I have a function, roughness that is called quite often in a larger piece of code. I need some help with replacing this double for-loop with a simpler vectorized version. Here is the code below:
def roughness(c,d,e,f,z,ndim,half_tile,dx):
imin=0-half_tile
imax=half_tile
z_calc = np.zeros((ndim,ndim), dtype=float)
for j in range(ndim):
y=(j-half_tile)*dx
for i in range(ndim):
x=(i-half_tile)*dx
z_calc[i,j] = c*x*y + d*x + e*y + f - z[i,j]
z_min=z_calc[z_calc!=0].min()
z_max=z_calc[z_calc!=0].max()
# Calculate some statistics for the difference tile
difference = np.reshape(z_calc,ndim*ndim)
mean = np.mean(difference)
var = stats.tvar(difference,limits=None)
skew = stats.skew(difference,axis=None)
kurt = stats.kurtosis(difference, axis=None)
return(z_min,z_max,mean,var,skew,kurt)
After the main calculations, the various stats are calculated on them. The values, of c,d,e,f, ndim,half_tile are all single integer values, and the variable z is an array with size ndim x ndim I have tried to vectorize this before, but the values do not come out correctly, although the code does run.
Here is my attempt:
def roughness(c,d,e,f,z,ndim,half_tile,dx):
z_calc = np.zeros((ndim,ndim), dtype=float)
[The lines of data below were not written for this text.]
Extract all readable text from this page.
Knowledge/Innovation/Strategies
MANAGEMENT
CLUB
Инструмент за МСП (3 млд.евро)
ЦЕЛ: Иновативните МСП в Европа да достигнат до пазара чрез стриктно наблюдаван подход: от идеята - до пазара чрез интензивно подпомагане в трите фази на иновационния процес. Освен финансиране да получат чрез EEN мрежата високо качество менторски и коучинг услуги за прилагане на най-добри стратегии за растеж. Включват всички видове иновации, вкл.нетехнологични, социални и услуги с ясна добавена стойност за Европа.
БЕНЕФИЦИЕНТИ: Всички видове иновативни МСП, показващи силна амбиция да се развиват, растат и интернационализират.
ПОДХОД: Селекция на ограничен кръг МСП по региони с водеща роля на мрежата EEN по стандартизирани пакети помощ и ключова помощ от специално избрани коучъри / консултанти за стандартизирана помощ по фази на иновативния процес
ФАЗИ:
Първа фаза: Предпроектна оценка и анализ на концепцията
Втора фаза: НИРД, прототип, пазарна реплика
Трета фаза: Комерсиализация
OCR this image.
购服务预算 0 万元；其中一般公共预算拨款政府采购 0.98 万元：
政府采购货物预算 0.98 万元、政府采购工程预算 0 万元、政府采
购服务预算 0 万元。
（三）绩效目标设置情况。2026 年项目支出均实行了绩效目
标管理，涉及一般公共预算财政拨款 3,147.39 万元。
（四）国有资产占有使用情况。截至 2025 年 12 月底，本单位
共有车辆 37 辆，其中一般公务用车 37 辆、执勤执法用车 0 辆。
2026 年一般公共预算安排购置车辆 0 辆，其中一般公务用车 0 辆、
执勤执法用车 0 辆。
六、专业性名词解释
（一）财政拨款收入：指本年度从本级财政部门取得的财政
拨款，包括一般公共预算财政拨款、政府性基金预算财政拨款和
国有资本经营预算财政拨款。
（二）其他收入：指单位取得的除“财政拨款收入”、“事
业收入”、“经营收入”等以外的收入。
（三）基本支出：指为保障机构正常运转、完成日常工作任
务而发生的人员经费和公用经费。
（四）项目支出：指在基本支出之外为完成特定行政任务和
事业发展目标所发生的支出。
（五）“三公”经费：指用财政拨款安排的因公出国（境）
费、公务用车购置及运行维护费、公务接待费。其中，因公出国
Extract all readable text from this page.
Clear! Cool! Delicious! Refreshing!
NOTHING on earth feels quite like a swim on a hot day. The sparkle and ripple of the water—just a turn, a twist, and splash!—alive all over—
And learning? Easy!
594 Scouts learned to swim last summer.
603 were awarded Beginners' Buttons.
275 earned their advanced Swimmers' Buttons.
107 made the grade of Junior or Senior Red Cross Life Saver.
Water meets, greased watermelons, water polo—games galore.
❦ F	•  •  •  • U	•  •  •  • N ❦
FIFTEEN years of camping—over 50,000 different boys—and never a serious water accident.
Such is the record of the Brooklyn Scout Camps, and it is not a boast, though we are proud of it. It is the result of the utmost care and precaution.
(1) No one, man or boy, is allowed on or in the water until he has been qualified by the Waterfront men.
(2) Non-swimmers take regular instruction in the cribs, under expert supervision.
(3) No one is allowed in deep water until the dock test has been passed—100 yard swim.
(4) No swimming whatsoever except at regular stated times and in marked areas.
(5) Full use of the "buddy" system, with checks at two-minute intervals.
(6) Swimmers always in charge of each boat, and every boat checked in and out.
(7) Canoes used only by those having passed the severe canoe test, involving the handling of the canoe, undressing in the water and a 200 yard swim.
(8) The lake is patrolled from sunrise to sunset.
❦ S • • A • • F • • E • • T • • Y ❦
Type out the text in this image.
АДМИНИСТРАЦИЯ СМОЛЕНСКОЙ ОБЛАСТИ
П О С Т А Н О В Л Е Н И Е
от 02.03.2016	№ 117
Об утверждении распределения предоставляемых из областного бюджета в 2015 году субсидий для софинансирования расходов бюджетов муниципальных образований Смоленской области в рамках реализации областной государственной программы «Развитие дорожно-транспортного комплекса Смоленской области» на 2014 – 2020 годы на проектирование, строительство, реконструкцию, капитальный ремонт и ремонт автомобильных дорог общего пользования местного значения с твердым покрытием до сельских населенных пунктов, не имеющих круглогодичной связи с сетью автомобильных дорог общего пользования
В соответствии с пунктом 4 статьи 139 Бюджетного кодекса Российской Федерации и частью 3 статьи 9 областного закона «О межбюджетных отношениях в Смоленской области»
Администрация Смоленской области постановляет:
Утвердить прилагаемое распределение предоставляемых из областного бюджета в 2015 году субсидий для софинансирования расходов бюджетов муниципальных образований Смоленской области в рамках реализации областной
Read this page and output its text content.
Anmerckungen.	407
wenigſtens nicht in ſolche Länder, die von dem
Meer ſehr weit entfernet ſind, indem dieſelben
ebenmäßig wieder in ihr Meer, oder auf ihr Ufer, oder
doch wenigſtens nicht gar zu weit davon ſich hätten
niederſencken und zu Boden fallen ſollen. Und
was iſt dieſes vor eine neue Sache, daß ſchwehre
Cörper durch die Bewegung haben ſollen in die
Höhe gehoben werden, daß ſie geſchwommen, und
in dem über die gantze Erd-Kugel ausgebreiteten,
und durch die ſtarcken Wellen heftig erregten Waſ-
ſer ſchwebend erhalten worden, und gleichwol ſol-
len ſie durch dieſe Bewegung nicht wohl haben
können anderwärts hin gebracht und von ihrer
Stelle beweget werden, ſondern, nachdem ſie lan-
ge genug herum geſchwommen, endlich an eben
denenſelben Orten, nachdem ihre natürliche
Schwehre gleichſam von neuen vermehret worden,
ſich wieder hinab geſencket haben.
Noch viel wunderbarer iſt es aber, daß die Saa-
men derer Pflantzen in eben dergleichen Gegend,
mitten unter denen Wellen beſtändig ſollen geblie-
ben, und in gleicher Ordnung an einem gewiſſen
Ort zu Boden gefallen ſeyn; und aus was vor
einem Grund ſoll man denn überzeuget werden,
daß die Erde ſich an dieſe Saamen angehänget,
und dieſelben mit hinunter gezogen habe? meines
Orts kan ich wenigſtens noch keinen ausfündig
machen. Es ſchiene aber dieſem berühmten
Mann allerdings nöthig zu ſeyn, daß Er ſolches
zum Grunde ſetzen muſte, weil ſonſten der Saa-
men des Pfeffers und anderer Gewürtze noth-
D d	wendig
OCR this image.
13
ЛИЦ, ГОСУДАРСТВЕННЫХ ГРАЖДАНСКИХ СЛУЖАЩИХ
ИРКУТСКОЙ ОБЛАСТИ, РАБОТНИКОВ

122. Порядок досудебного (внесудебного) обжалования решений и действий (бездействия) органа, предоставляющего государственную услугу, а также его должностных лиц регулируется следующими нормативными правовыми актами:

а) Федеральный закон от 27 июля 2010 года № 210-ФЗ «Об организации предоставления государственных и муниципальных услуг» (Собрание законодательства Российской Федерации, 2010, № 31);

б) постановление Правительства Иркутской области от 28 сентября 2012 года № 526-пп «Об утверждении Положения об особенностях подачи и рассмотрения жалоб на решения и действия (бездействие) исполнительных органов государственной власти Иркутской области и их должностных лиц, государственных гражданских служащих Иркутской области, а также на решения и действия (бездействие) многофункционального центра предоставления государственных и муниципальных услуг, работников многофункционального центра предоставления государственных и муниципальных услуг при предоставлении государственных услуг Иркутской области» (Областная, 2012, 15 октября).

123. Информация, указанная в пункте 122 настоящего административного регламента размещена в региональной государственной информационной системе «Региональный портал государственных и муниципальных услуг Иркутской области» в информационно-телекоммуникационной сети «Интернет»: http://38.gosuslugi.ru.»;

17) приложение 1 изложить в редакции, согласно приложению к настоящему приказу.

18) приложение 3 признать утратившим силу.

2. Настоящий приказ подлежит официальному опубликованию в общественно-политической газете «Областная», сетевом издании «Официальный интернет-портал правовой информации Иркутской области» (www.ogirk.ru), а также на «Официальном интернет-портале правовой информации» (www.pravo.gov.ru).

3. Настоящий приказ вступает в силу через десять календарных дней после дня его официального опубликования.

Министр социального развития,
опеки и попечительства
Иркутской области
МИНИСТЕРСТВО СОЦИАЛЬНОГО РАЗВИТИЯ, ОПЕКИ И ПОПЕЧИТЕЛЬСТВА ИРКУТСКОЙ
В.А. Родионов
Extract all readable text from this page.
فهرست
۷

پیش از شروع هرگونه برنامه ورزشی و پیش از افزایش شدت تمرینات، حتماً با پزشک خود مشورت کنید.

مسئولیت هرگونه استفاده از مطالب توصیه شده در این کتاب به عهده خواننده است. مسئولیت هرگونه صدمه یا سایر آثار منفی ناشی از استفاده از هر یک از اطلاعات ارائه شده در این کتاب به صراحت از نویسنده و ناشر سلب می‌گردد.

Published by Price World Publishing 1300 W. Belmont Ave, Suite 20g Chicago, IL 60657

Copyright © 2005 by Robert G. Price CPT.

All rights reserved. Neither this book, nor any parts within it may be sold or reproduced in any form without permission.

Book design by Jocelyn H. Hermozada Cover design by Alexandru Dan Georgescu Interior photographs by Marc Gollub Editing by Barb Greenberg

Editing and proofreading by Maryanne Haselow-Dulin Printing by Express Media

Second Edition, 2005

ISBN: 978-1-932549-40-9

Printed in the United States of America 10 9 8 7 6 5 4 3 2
x = np.zeros((ndim,ndim), dtype=float)
y = np.zeros((ndim,ndim), dtype=float)
x,y = np.mgrid[1:ndim+1,1:ndim+1]
x = (x-half_tile)*dx
y = (y-half_tile)*dx
z_calc = c*x*y + d*x + e*y + f - z
z_min=z_calc[z_calc!=0].min()
z_max=z_calc[z_calc!=0].max()
# Calculate some statistics for the difference tile
difference = np.reshape(z_calc,ndim*ndim)
mean = np.mean(difference)
var = stats.tvar(difference,limits=None)
skew = stats.skew(difference,axis=None)
kurt = stats.kurtosis(difference, axis=None)
return(z_min,z_max,mean,var,skew,kurt)
Aside from getting the correct values, I would really like to know if I did the vectorization of the nested for loop correctly, which i'm assuming I didn't.